Go Forth and Argue

New York Times columnist Bret Stephens was the commencement speaker at the University of Chicago, and he published his speech, Go Forth and Argue.

Arguing may seem like the antithesis of negotiation and mediation.  But it’s not – at least not if we sincerely listen to others with differing views, are open to reconsidering our assumptions and beliefs, and advocate our views respectfully.  This applies both in our private and public lives.  Of course, it’s not always appropriate to listen and argue, as I described here, but normally it is.

Here are excerpts from the speech:

[A] serious education is impossible except in an environment of unfettered intellectual challenge – an environment that, in turn, isn’t possible without the opportunity to encounter people and entertain views with whom and with which you might profoundly disagree.

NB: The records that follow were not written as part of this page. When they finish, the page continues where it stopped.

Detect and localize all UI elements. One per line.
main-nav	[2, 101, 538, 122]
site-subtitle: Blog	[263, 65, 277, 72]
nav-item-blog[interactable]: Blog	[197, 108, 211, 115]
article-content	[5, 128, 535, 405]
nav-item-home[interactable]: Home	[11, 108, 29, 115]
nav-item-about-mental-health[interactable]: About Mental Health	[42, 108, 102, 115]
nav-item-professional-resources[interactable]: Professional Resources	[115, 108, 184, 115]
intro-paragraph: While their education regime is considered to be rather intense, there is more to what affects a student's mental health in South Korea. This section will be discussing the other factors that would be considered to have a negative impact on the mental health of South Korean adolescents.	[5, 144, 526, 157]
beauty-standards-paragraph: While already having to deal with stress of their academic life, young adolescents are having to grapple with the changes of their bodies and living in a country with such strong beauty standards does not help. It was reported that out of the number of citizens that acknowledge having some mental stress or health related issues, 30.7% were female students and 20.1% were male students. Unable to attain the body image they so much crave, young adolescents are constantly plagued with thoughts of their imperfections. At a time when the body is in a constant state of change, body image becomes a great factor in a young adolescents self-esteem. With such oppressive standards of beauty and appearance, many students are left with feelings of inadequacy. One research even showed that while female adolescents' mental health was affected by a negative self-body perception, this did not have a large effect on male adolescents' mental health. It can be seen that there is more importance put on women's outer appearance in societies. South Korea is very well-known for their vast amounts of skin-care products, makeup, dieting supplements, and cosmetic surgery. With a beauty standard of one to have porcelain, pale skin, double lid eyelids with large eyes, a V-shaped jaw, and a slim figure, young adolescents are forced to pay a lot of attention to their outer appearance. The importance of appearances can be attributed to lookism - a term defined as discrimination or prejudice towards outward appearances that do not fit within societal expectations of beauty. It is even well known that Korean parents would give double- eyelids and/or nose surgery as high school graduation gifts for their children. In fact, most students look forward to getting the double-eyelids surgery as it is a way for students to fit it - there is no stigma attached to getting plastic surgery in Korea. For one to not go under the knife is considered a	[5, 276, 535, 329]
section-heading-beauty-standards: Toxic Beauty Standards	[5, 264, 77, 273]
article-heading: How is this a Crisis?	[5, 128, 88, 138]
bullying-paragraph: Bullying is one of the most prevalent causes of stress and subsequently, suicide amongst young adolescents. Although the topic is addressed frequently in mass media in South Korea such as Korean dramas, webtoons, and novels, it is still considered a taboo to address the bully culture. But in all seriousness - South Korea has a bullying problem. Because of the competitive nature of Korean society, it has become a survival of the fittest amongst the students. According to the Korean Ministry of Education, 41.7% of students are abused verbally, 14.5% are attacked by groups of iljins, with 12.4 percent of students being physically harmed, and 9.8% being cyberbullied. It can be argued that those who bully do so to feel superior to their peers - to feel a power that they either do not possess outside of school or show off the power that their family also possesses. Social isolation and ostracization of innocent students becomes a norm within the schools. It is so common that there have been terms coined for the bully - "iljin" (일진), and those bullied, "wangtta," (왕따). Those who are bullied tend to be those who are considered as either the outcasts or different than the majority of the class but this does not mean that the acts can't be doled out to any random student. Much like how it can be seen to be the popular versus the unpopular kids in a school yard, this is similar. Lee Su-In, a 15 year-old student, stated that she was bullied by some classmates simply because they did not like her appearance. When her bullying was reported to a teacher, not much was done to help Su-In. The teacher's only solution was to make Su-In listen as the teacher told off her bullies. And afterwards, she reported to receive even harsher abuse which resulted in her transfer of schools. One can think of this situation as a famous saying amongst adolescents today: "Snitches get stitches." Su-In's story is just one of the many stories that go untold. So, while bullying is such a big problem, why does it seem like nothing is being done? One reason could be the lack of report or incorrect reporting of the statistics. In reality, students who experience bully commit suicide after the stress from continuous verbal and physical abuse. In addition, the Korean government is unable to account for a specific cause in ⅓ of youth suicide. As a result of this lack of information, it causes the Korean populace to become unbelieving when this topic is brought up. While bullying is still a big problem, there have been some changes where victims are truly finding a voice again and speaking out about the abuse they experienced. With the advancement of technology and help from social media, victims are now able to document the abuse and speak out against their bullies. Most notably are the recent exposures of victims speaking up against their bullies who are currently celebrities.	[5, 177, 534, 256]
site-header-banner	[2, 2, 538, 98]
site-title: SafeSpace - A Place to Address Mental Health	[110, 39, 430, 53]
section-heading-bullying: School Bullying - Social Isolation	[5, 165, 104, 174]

To John Boyer, who welcomed me to Chicago in 1991 when I was a nervous 17-year-old freshman, I want to salute you for everything you’ve done to make the college so much better, while preserving what always made it great:  the conviction that to think clearly, we must be able to speak freely;  that to disagree intelligently, we must first understand the views of our opponents profoundly;  that to change people’s minds, we must be open to the possibility that our minds might be changed.  All of this asks us to listen charitably, argue candidly, consider deeply, examine and re-examine everything, above all our own deeply held convictions – and, unlike at so many other universities, to respond to ideas we reject with more and better speech, not heckling or censorship.

. . .

[Former University of Chicago President Robert Zimmer] created an institutional culture that, as Salman Rushdie once said, serves as a safe space for thought, not a safe space from thought.  And my question to you, both in the audience and on this stage, is whether you will take inspiration from it in your own lives and careers.

I hope you do, whether you choose to lead a private or a public life.  And I hope you do so by writing your own version of “The Joy of Argument” – which is like a similarly titled book from 50 years ago, updated for an era that has become curiously and depressingly afraid of both.  The joy of argument is not about “owning” or “destroying” or otherwise trying to disparage, caricature or humiliate your opponent.  On the contrary, it should be about opposition and mutuality, friction and delight, the loosening of inhibitions and the heightening of concentration, playfulness and seriousness, and, sometimes even, a truly generative act.

. . .

We are going to succeed at [creating institutions in which independent thought and free expression flourish] only when we persuade others, and ourselves, that these things you’ve all been doing at the University of Chicago for the past few years – discussing and debating and interrogating and doubting and laughing and thinking harder and better than you ever did before – aren’t the antithesis of fun.  They are the essence of it.  They make up the uniquely joyful experience of being authentically and expressively and unashamedly yourself and, at the same time, having a form of honest and intimate contact with others who, in their own ways, are being authentically and expressively and unashamedly themselves.

Take a look.

3 thoughts on “Go Forth and Argue”

    1. Thanks for the suggestion, Jen.

      Tom Hanks’s speech is great and well worth watching.

      He talks about dangers of undermining truth. Although there is no single truth about many things, he points out many ways to subvert honest conversations about what is true and important.

      I have been planning to write a post, Tom Hanks is a Real Mensch, but haven’t gotten around to it.

      I recently read a collection of short stories he wrote, Uncommon Type. He is a bona fide big shot – and he really cares about and empathetically portrays perspectives of a wide range of people who aren’t. He writes about buddies who are survivors of World War II, actors playing bit parts trying to make it big, a teenage boy discovering that his father is having an affair, small town folks unimpressed by the Big City, and illegal immigrants smuggled into the US from Eastern Europe, among many others.

      Soon after I finished that book, he published The Making of a Another Major Motion Picture Masterpiece, which just came out. As the title suggests, it tells the story of the making of a movie (though it wouldn’t be my idea of a masterpiece). He not only focuses on the major players – the stars, director, and producer – but he sympathetically profiles a wide range of others, particularly members of the crew and family members. (If you plan to read the book, you might skip the first two chapters and you will get the most important parts of the story. The first two chapters could be short stories.)

      Tom Hanks narrates the audiobooks for both titles, and he is, predictably, fabulous.